What’s being presented at ASCO this year: II


A “first-of-its kind” quality of life study to be presented at ASCO this year is a year-long, randomized, three-arm trial of the value of “purposeful” physical exercise in the management of men on androgen deprivation therapy (ADT) for progressive prostate cancer.

This study by Galvao et al. (see abstract no. 5037) is a multi-center, controlled study, carried out at a number of Australian centers. The intent was to build on data from earlier, smaller, and shorter-term studies by evaluating the impact of two varying exercise regimens, one targeting the musculoskeletal system (impact loading + resistance training; ILRT) and the other the cardiovascular and muscular systems (aerobic + resistance training; ART), on body composition, lower body muscle strength and physical function in men currently undertaking ADT. The data from the men in these two arms of the trial were then compared to data from men in a control group (CON) who were randomized to delayed exercise.

The trial enrolled 163 men aged between 42 and 90 years of age. For the men in the two immediate training arms of the trial, supervised training was conducted for ~1 hour twice weekly at a moderate-to-high intensity level. The lean and fat masses of the patients were determined by DEXA, muscle strength by the 1-RM test, and lower body physical function by a battery of tests (6-m walk, 6-m backwards walk, 400-m walk, chair rise, stair climb).
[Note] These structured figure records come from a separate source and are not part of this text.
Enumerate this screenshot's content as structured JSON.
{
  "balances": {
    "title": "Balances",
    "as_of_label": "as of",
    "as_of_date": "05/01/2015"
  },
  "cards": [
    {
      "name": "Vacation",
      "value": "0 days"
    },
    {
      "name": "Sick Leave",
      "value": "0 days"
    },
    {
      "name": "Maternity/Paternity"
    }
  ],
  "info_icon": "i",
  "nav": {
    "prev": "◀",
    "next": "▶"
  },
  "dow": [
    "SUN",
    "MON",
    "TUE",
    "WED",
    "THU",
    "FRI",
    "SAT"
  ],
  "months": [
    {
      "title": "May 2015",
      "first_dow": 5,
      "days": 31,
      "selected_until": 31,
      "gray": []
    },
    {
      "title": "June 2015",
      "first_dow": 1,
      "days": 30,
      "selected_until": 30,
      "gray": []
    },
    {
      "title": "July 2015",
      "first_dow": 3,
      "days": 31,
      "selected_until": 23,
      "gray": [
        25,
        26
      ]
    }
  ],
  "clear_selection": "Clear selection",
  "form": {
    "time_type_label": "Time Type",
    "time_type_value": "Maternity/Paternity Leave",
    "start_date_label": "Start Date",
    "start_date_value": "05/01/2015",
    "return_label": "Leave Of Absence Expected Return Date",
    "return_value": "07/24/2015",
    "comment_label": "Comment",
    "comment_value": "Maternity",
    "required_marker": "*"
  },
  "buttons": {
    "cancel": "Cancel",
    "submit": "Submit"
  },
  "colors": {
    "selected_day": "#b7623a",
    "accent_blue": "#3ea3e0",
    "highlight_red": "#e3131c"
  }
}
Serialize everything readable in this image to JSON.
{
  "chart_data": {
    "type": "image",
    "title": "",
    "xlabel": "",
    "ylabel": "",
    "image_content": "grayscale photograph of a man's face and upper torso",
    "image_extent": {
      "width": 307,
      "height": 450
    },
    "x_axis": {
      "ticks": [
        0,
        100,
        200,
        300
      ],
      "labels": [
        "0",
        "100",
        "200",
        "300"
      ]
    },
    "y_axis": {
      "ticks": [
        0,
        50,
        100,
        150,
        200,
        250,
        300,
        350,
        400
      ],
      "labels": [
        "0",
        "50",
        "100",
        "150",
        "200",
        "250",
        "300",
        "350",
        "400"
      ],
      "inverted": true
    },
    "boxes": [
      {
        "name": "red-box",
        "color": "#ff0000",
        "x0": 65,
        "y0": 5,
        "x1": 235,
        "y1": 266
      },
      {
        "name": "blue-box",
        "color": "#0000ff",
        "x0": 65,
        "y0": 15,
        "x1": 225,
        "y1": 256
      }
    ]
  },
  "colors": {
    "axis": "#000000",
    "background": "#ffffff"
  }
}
Here are the core findings of the study:

  • There were no significant differences among the groups for any variable at baseline.
  • Between pre- and post-intervention study data,
    • Lean mass increased in the ILRT group by 1.4 kg (p < 0.001).
    • Lean mass increased in the ART group by 0.6 kg (p = 0.030).
    • There was no change in lean mass in the CON group.
    • Fat mass increased in the ILRT group by 1.1 kg (p < 0.001).
    • Fat mass increased in the ART group by 0.6 kg (p = 0.156), but this was not statistically significant.
    • Fat mass increased in the CON  group by 1.1 kg (p < 0.001).
    • Upper and lower body muscle strength increased by 17 to 45 percent in the ILRT group.
      • This increase was greater than that observed in the ART and CON groups (p < 0.001).
  • Compared to pre-intervention, members of the ILRT and ART groups generally improved in most physical function tasks (p < 0.050).

Galvao et al. conclude that,

The combination of impact loading and resistance training produced superior gains in lean mass and muscle strength compared to aerobic plus resistance exercise in prostate cancer survivors on ADT. Strategies to implement this novel training protocol are warranted.

For US-based readers, it is important to know that an increase in lean or fat mass by 1 kg is equivalent to an increase in lean or fat mass by about 2.2 lb, so we are not talking huge changes in lean or fat body mass over the course of the year. By comparison, the increase in upper and lower body muscle strength among the members of the ILRT group is considerable, and this change in strength and related vitality may be a crucial factor in managing the side effects of ADT.

It is clearly far to early to know whether this type of exercise program might also have impact on survival and long-term quality of life. However, the fact that this study has been able to show these types of outcomes for a specific category of exercise offer us strong suggestions about recommendations for exercise in men on ADT at a relatively limited cost.

 

2 Responses

  1. What we need to know is how long the men had been on ADT at baseline. The response if they had just started is likely to be significantly different than if they had been on ADT for some period of time. The fact that fat mass in the control group only increased by 1.1 kg (approx. 2.4 lb) suggests that the men were not in their first year of hormone therapy.

  2. It is certainly true that it would be helpful to know exactly how long these men had been on ADT. I assume that this will be part of the full presentation at the ASCO meeting.